Prairie dogs of the Gunnison's species, which Slobodchikoff has studied, speak different dialects in Grants and Taos, N.M.; Flagstaff, Ariz.; and Monarch Pass, Colo., but they would likely understand one another, the professor says.
"So far, I think we are showing the most sophisticated communication system that anyone has shown in animals,'' Slobodchikoff said.
Slobodchikoff has spent the last two decades studying prairie dogs and their calls, mostly in Arizona, but also in New Mexico and Colorado.
Prairie dog chatter is variously described by observers as a series of yips, high-pitched barks or eeks. And most scientists think prairie dogs simply make sounds that reflect their inner condition. That means all they're saying are things like "ouch'' or "hungry'' or "eek.''
But Slobodchikoff believes prairie dogs are communicating detailed information to one another about what animals are showing up in their colonies, and maybe even gossiping.
Linguists have set five criteria that must be met for something to qualify as language: It must contain words with abstract meanings; possess syntax in which the order of words is part of their meaning; have the ability to coin new words; be composed of smaller elements; and use words separated in space and time from what they represent.
"I've been chipping away at all of these,'' Slobodchikoff said.
He and his students have done work in the field and in a laboratory. With digital recorders, they record the calls prairie dogs make as they see different people, dogs of different sizes and with different coat colors, hawks, elk. They analyze the sounds using a computer that dissects the underlying structure and creates a sonogram, or visual representation of the sound. Computer analysis later identifies the similarities and differences.

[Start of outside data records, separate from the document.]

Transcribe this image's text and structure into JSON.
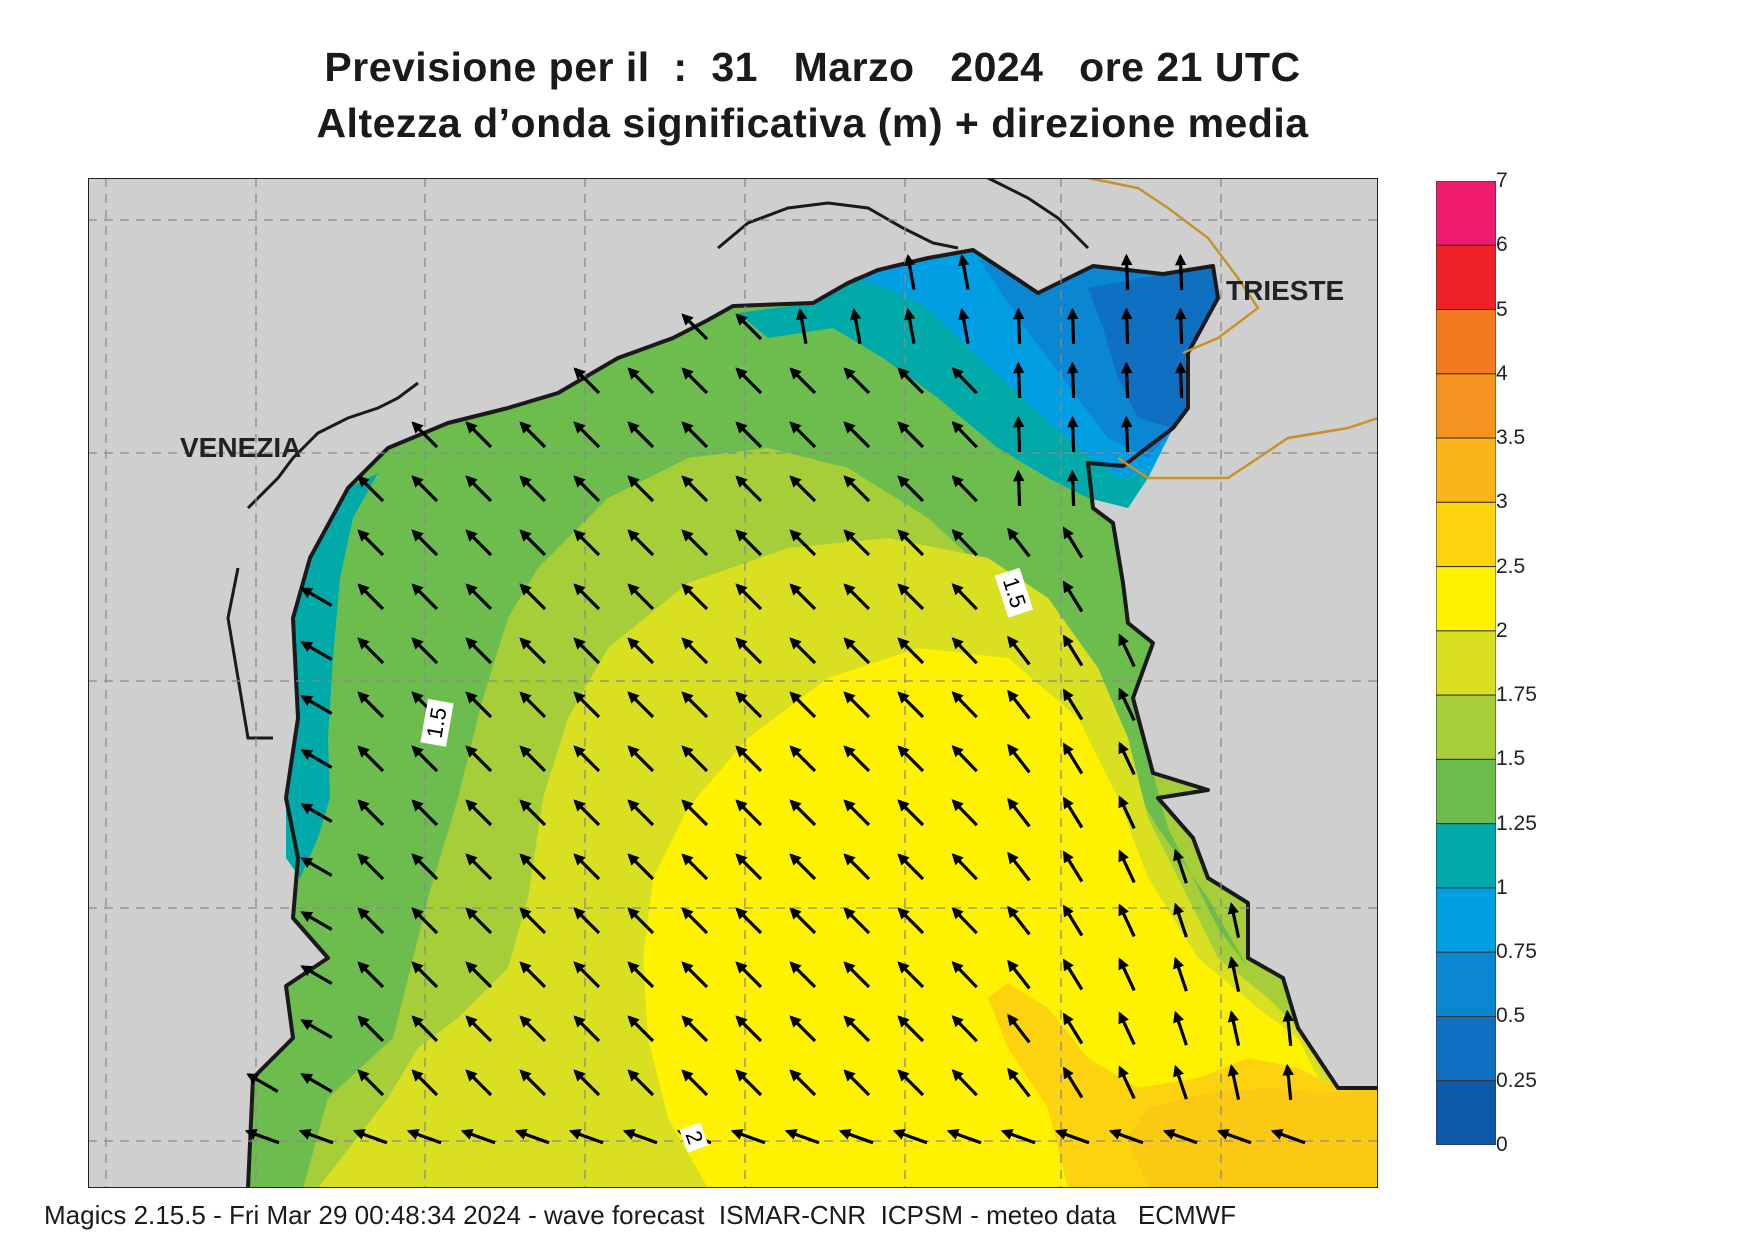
{
  "title": {
    "line1": "Previsione per il  :  31   Marzo   2024   ore 21 UTC",
    "line2": "Altezza d’onda significativa (m) + direzione media"
  },
  "map": {
    "cities": {
      "venezia": "VENEZIA",
      "trieste": "TRIESTE"
    },
    "contour_labels": [
      "1.5",
      "1.5",
      "2"
    ],
    "land_color": "#cfcfcf",
    "coast_color": "#1a1a1a",
    "border_color": "#c8922a",
    "grid_color": "#8a8a8a"
  },
  "legend": {
    "labels": [
      "7",
      "6",
      "5",
      "4",
      "3.5",
      "3",
      "2.5",
      "2",
      "1.75",
      "1.5",
      "1.25",
      "1",
      "0.75",
      "0.5",
      "0.25",
      "0"
    ],
    "colors": [
      "#f01a6e",
      "#ec2026",
      "#f37a21",
      "#f69320",
      "#fbb31a",
      "#fdd20e",
      "#fef200",
      "#d9e021",
      "#a6ce39",
      "#6cbd4e",
      "#00aaa8",
      "#009ee2",
      "#0a86d2",
      "#0f6fc0",
      "#0f5aa8"
    ]
  },
  "footer": "Magics 2.15.5 - Fri Mar 29 00:48:34 2024 - wave forecast  ISMAR-CNR  ICPSM - meteo data   ECMWF"
}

The prairie dogs have calls for various predators but also for elk, deer, antelope and cows.
"It's as if they're trying to inform one another what's out there,'' Slobodchikoff said.
So far, he has recorded at least 20 different "words.''
Some of those words or calls were created by the prairie dogs when they saw something for the first time. Four prairie dogs in Slobodchikoff's lab were shown a great-horned owl and European ferret, two animals they had likely not seen before, if only because the owls are mostly nocturnal and this kind of ferret is foreign. The prairie dogs independently came up with the same new calls.
In the field, black plywood cutouts showing the silhouette of a coyote, a skunk and an oval shape were randomly run along a wire through the prairie dog colony.
"There are no black ovals running around out there and yet they all had the same word for black oval,'' Slobodchikoff said.
He guesses the prairie dogs are genetically programmed with some vocabulary and the ability to describe things.
Slobodchikoff has also played back a recorded prairie dog alarm call for coyote in a prairie dog colony when no coyote was around. The prairie dogs had the same escape response as they did when the predator was really there.
"There's no coyote present, but the prairie dogs hear this and they say, 'Oh, coyote. Better hide,''' Slobodchikoff said.
Computer analysis has been able to break down some prairie dog calls into different components, suggesting the critters have yet another element of a real language.
"We're chipping away with this at the idea that animals don't have language,'' Slobodchikoff said.